ANB-BIA SUPPLEMENT

ISSUE/EDITION Nr 456 - 15/05/2003

CONTENTS | ANB-BIA HOMEPAGE | WEEKLY NEWS


 Côte d’Ivoire
Le difficile chemin de la paix


PAIX


Autant on avait applaudi lors des Accords de Linas-Marcoussis (France) le 24 janvier,
autant on risque de déchanter après la formation du gouvernement de réconciliation nationale.
Tant sont nombreux les obstacles à la paix.

Avec la formation, enfin, du gouvernement de réconciliation nationale, comprenant toutes les parties signataires des Accords de Linas-Marcoussis — les partis politiques significatifs et les mouvements rebelles — les belligérants ont-ils enfin emprunté le chemin de la paix?

Une paix tant recherchée aussi bien par les Ivoiriens, fatigués par cette “sale guerre” qu’ils ne comprennent toujours pas, que par la communauté internationale, surprise par cette “folie meurtrière” qui a déferlé sur le pays d’Houphouët-Boigny, naguère symbole de la stabilité politique et de la paix sociale, dans une Afrique en proie aux grandes convulsions.

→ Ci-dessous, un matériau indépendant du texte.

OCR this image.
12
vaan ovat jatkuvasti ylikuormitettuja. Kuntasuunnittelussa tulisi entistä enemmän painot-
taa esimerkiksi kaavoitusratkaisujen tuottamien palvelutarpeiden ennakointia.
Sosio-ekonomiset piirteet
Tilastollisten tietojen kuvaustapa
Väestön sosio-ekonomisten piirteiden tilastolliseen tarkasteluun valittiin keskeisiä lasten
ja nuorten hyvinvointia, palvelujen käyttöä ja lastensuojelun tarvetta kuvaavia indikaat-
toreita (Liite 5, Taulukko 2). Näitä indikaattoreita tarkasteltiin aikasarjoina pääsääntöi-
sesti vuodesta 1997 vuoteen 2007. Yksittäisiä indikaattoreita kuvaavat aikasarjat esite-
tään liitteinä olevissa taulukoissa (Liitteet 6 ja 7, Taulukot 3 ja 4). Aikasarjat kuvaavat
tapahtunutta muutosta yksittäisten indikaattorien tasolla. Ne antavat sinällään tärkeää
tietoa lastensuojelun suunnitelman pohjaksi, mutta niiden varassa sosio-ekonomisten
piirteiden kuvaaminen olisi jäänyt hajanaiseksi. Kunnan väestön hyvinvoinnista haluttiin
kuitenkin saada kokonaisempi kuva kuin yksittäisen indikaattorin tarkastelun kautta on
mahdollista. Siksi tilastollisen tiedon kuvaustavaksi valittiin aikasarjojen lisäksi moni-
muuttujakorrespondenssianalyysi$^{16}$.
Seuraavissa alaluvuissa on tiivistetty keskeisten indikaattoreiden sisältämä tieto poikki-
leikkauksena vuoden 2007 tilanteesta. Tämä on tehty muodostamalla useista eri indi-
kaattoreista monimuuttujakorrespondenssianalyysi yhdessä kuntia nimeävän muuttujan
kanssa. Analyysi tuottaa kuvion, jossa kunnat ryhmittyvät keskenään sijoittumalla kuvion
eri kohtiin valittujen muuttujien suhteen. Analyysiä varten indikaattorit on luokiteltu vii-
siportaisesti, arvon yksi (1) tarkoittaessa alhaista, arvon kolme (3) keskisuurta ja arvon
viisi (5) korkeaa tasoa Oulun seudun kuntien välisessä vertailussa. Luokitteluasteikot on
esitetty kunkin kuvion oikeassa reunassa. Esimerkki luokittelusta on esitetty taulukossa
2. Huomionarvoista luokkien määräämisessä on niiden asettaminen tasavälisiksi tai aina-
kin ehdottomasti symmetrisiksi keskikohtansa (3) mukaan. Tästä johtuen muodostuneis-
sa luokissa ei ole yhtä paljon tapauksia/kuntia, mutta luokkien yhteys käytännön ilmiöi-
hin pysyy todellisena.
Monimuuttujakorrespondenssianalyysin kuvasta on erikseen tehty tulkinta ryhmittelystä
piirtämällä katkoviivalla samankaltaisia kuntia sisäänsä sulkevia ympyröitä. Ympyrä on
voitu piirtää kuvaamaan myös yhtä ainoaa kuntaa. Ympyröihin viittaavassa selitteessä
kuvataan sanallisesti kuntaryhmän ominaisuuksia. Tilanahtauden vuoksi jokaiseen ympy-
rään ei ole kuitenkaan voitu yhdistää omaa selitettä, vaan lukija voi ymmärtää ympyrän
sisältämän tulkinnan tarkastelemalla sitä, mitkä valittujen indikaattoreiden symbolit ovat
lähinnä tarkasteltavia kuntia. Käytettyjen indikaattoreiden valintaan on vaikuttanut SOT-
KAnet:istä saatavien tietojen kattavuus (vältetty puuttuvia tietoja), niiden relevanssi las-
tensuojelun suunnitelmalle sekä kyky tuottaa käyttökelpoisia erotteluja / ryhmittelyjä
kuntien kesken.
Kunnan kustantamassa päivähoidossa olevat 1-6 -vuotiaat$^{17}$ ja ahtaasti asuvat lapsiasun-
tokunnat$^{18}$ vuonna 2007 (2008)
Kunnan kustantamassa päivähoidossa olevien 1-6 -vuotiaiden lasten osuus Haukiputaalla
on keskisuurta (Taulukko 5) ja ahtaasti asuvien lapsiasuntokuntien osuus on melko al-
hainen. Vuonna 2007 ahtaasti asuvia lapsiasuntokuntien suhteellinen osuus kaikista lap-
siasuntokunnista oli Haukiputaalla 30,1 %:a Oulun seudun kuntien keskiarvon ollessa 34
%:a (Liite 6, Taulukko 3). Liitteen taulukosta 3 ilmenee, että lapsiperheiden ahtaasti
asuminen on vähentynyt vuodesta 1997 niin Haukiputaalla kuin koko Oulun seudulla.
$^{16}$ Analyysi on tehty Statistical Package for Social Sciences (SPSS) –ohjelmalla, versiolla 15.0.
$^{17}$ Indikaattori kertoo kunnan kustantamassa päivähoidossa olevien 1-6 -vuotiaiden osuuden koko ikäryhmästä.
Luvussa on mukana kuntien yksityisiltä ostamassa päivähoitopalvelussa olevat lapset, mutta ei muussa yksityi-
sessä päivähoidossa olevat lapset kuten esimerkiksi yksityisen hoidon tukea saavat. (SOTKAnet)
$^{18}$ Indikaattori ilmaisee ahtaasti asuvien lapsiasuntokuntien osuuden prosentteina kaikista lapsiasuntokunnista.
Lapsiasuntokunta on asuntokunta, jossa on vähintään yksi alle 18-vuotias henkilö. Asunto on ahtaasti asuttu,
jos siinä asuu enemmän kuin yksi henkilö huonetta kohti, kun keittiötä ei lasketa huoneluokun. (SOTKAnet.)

Depuis le 19 septembre 2002, la “légende” est brisée: la guerre est là, en Côte d’Ivoire, avec des milliers de morts et plus d’un million de déplacés à l’intérieur du pays et des milliers de réfugiés dans les pays voisins; avec tout ce que cela comporte de désastres, de misères et de traumatismes, et ruinant l’économie nationale et de la sous-région; avec aussi le phénomène des “escadrons de la mort” qui sèment la terreur, surtout à Abidjan, c’est-à-dire en zone gouvernementale…

Mais depuis le 3 avril — soit après environ sept mois de crise et plus de deux mois après les Accords de Marcoussis — les rebelles, appelés aujourd’hui les “forces nouvelles”, après beaucoup de tergiversations, ont accepté de siéger au conseil des ministres, dirigé par M. Elimane Seydou Diarra, qui avait déjà dirigé le gouvernement de la transition militaire en 2000, et présidé le Forum de réconciliation nationale en 2001. Décidément, c’est l’homme de toutes les situations difficiles!

En tout cas, cette participation des rebelles au conseil des ministres a fait renaître l’espoir. Et si cette tendance se confirme, elle consacrera les slogans souvent répétés avec fierté par les Ivoiriens: “L’exception ivoirienne” ou “Côte d’Ivoire, terre bénie de Dieu”... Car, bien des pays – RD-Congo, Burundi, notamment – ont connu la même situation que la Côte d’Ivoire, et ont signé des accords de paix depuis longtemps, tout en continuant à patauger dans la boue de la violence, les parties en conflit n’étant d’accord que sur leurs désaccords!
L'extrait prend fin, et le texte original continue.